Inspector Parr knew most of the illustrious gathering by sight, and being on the opposite side in politics, had no particular respect for any. He felt an air of hostility as he came into the big room, and the chilly nod which the white-bearded Prime Minister gave him in response to his bow, confirmed this impression.
Later on, from a different perspective, we get the reflection that “in every service men had reached near to the top with no other merit than their seniority” and these two observations strike me as remarkably modern — certainly we know people have been displeased with politicians and other such bodies for as long as they have existed, but, certainly in light of what Wallace’s contemporaries ventured about the denizens of the Houses of Parliament in this genre (c.f., oh, I dunno, the recently reprinted Below the Clock (1936) by J.V. Turner, say), it does seem to me that he’s delightfully overstepping a bound of era taboo. And more power to him, frankly.
“No-one has gone to eat your shoes, Jim.”

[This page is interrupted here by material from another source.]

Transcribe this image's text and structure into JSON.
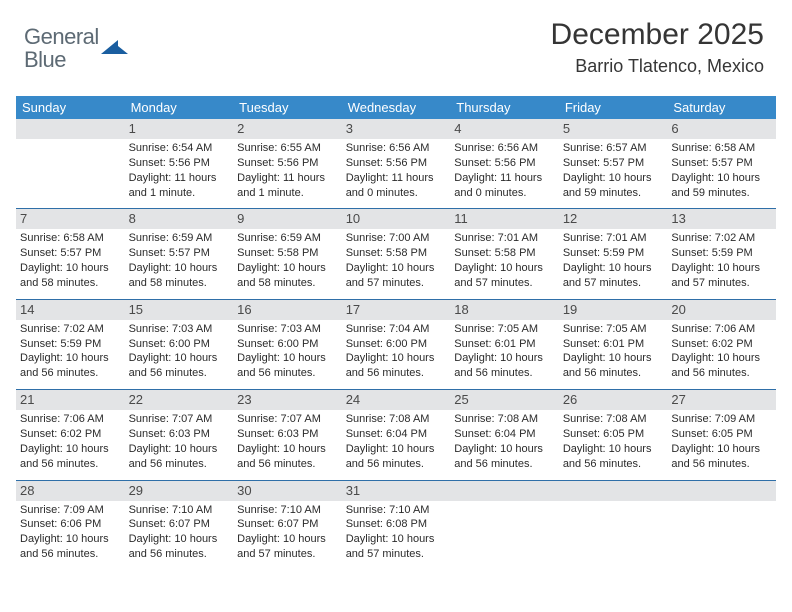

I could go on — I haven’t even mentioned Jack and Jim Beardmore — but hopefully you get the idea. No doubt Wallace has written a bunch of terrible nonsense (he did put out 170+ books after all), but this was a delight, full of wonderfully tough writing, some gloriously dubious morals, and capable of keeping this reader up late into the night nearly a century after it first hit the streets. I think the final line spoken by our criminal might just sum up Wallace perfectly, and those of you who are as taken with that as me will have doubtless thoroughly enjoyed the experience of getting to that point. House of Stratus have a bunch of his titles in print, so expect much more Edgar Wallace on The Invisible Event in future — any recommendations gratefully received.
One question: can anyone explain the joke in the following exchange between Thalia and Marl?
“I want to have a little talk with you about your boss. I can do you a lot of good in that firm — at the bank, Thalia. Who called you Thalia?”
“My godfathers and godmothers, M or N,” said Thalia solemnly, and Mr. Marl squeaked his delight at her humour.
Maybe you had to be there…
Jose @ A Crime is Afoot: The story is quite ingenious and entertaining, even at today’s eyes; but it is also extremely naive, what makes it more appropriate for a juvenile audience. For the history of the genre, perhaps it should be highlighted that Edgar Wallace was one of the first, if not the first one, in giving the leading role to a professional detective. His writing style can be described as cinematographic, as confirmed by the multiple adaptations of his books to the cinema.
Bev @ My Reader’s Block: This is a fast-paced, detective-adventure not a sedate, Golden Age puzzle plot with clues strewn about for the quick-witted reader to gather and try to solve the mystery before the detective. Edgar Wallace was one of the most prolific crime writers with 130 novels (18 written in 1926). Writing at such a clip, it isn’t a surprise that he didn’t spend a lot of time on red herrings and clues with double-meanings. But that doesn’t mean that this isn’t an enjoyable read. Wallace’s fast-pace carries over into the story and the reader is carried along, swallowing the various improbable events along with the more normal ones until she is brought to a screeching halt at the solution.